Se c’è un settore destinato a crescere nei prossimi anni, è quello del food delivery, ossia delle consegne di cibo a domicilio, che, secondo gli studi di Rocket Internet (www.rocket-internet.com), nel 2019 varrà qualcosa come 90 miliardi di dollari, ossia il 16% dell’intero fatturato del comparto della ristorazione a livello globale. Ecco perché, su questo campo, la sfida tra i big dell’economia digitale si sta facendo quanto mai calda: da una parte “Uber” (www.uber.com), pronta a trasformare la sua rete capillare di autisti in pony express addetti alle consegne di pasti, espandendosi così ben oltre il ride-sharing.

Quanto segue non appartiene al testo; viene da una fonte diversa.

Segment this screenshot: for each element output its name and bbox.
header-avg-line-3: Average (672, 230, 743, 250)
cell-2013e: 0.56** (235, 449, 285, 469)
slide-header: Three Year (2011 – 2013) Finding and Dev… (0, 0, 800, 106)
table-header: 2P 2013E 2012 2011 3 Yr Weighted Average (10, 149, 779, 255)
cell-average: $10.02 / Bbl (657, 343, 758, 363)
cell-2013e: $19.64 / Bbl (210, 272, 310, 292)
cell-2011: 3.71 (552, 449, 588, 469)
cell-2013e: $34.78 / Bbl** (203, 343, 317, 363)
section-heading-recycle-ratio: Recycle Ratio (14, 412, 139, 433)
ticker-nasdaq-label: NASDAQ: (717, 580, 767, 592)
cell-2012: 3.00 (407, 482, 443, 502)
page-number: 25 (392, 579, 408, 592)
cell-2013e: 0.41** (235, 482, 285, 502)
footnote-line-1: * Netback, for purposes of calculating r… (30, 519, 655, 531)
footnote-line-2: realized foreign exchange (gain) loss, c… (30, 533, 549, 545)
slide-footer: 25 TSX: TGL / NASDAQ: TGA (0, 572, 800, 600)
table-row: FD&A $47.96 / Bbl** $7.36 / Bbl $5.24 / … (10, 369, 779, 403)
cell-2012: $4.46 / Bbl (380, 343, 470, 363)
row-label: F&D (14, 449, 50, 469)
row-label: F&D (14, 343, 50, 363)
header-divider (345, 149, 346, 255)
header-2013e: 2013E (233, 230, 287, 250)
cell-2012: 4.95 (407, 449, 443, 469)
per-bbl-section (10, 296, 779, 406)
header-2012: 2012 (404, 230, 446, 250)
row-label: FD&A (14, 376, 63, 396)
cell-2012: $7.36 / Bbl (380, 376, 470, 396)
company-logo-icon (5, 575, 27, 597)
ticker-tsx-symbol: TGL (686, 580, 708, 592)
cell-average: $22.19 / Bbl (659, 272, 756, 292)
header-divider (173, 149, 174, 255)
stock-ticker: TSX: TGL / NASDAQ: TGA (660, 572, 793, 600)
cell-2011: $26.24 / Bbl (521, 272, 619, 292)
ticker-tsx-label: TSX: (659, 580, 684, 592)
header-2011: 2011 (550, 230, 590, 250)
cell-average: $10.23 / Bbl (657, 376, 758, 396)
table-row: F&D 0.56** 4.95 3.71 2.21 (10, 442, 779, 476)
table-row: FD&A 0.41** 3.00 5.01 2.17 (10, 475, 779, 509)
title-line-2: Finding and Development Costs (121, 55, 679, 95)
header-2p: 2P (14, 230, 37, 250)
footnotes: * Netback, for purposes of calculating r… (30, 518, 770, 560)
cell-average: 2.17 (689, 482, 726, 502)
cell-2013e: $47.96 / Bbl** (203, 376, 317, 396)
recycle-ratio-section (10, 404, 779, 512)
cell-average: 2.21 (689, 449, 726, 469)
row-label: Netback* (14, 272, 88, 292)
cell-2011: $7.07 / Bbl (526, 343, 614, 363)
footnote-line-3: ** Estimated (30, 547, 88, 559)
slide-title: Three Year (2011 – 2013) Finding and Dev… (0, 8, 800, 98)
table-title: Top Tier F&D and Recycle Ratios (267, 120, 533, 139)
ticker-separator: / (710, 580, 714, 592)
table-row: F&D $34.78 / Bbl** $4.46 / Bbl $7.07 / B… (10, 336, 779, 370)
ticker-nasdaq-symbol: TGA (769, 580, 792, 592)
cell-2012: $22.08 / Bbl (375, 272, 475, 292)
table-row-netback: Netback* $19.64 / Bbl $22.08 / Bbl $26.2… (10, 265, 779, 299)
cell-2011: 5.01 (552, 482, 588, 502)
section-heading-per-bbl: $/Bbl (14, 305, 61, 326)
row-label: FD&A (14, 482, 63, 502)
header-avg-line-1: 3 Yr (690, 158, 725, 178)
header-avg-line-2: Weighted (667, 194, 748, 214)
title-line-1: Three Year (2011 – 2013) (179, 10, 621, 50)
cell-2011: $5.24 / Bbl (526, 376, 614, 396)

L’app americana infatti è pronta a lanciare “UberEats” in almeno dieci grandi città degli Stati Uniti, consentendo quindi agli utenti di ordinare cibo da una lista di ristoranti convenzionati e riceverlo poi a casa entro pochi minuti, sfruttando le corse degli autisti, come in realtà succede già in alcune metropoli durante l’orario del pranzo. Un modello certamente applicabile anche in altri mercati e, non a caso, Uber è già alla ricerca di un direttore generale a cui far gestire il servizio a Parigi. Dall’altra, il principale competitor, Amazon (www.amazon.com), il gigante di Jeff Bezos che, proprio in questi stessi giorni, ha annunciato l’intenzione di introdurre “Amazon Restaurants” anche a Chicago, per i clienti abbonati a Prime Now.
Nel Vecchio Continente, invece, sono attive in questo settore soprattutto aziende nazionali, con “Alloresto”, “Resto-Inn” e “Chronoresto” in Francia, “Take Eat Easy” in Belgio, “Deliveroo” in Gran Bretagna e “Foodora” in Germania.